In 2024, Saber Moradi joined CEE as a new tenure-track faculty member. Within months, El Damatty had stepped away from his own sabbatical activities to review multiple drafts of Moradi’s research grant applications.

“Dr. El Damatty’s willingness to pause his own sabbatical activities to mentor a new colleague demonstrates a level of dedication that fosters a supportive and collaborative culture within Western Engineering,” Moradi said.

That ethic extends to staff. Aiham Adawi has worked alongside El Damatty for nearly two decades as a student, an instructor and now as CEE Lab Manager.

“Dr. Ashraf has always put the benefit of the department as his priority and was always striving to make it successful at all levels,” Adawi said.

Asked what pulls him toward those quiet acts of mentorship, El Damatty traces it back to the department itself.

“As university professors, I believe we have both an ethical and professional responsibility to support our colleagues and students so they can achieve their greatest potential,” he said. “I was raised within this culture at Western’s Department of Civil and Environmental Engineering, and I believe it is one of the main reasons for the success and collegiality our department has enjoyed over the years.”
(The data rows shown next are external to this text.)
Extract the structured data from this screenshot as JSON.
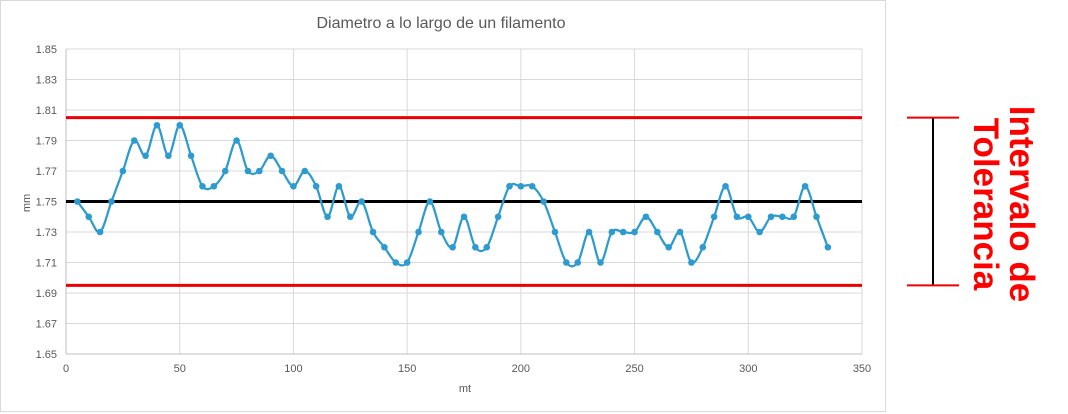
{
  "chart_data": {
    "type": "line",
    "title": "Diametro a lo largo de un filamento",
    "xlabel": "mt",
    "ylabel": "mm",
    "xlim": [
      0,
      350
    ],
    "ylim": [
      1.65,
      1.85
    ],
    "xticks": [
      0,
      50,
      100,
      150,
      200,
      250,
      300,
      350
    ],
    "yticks": [
      1.65,
      1.67,
      1.69,
      1.71,
      1.73,
      1.75,
      1.77,
      1.79,
      1.81,
      1.83,
      1.85
    ],
    "ytick_labels": [
      "1.65",
      "1.67",
      "1.69",
      "1.71",
      "1.73",
      "1.75",
      "1.77",
      "1.79",
      "1.81",
      "1.83",
      "1.85"
    ],
    "grid": true,
    "series": [
      {
        "x": [
          5,
          10,
          15,
          20,
          25,
          30,
          35,
          40,
          45,
          50,
          55,
          60,
          65,
          70,
          75,
          80,
          85,
          90,
          95,
          100,
          105,
          110,
          115,
          120,
          125,
          130,
          135,
          140,
          145,
          150,
          155,
          160,
          165,
          170,
          175,
          180,
          185,
          190,
          195,
          200,
          205,
          210,
          215,
          220,
          225,
          230,
          235,
          240,
          245,
          250,
          255,
          260,
          265,
          270,
          275,
          280,
          285,
          290,
          295,
          300,
          305,
          310,
          315,
          320,
          325,
          330,
          335
        ],
        "values": [
          1.75,
          1.74,
          1.73,
          1.75,
          1.77,
          1.79,
          1.78,
          1.8,
          1.78,
          1.8,
          1.78,
          1.76,
          1.76,
          1.77,
          1.79,
          1.77,
          1.77,
          1.78,
          1.77,
          1.76,
          1.77,
          1.76,
          1.74,
          1.76,
          1.74,
          1.75,
          1.73,
          1.72,
          1.71,
          1.71,
          1.73,
          1.75,
          1.73,
          1.72,
          1.74,
          1.72,
          1.72,
          1.74,
          1.76,
          1.76,
          1.76,
          1.75,
          1.73,
          1.71,
          1.71,
          1.73,
          1.71,
          1.73,
          1.73,
          1.73,
          1.74,
          1.73,
          1.72,
          1.73,
          1.71,
          1.72,
          1.74,
          1.76,
          1.74,
          1.74,
          1.73,
          1.74,
          1.74,
          1.74,
          1.76,
          1.74,
          1.72
        ],
        "color": "#2e9bd0"
      }
    ],
    "reference_lines": [
      {
        "y": 1.805,
        "color": "#ee0000"
      },
      {
        "y": 1.75,
        "color": "#000000"
      },
      {
        "y": 1.695,
        "color": "#ee0000"
      }
    ],
    "annotation": {
      "line1": "Intervalo de",
      "line2": "Tolerancia",
      "color": "#ff0000",
      "y_range": [
        1.695,
        1.805
      ]
    }
  }
}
A model that outlasts the term

Among the quieter achievements of 2024 was the consolidation of CEE’s CEAB Graduate Attribute assessment system — a key accreditation infrastructure that other Western Engineering departments have since adopted as a model.

For nominator Clare Robinson, that lasting institutional impact is exactly the point.

“Western Engineering would be hard-pressed to find a leader who demonstrates the same level of commitment, dedication and impact that Dr. El Damatty brought to his administrative leadership at the Faculty, institutional and national levels,” Robinson said.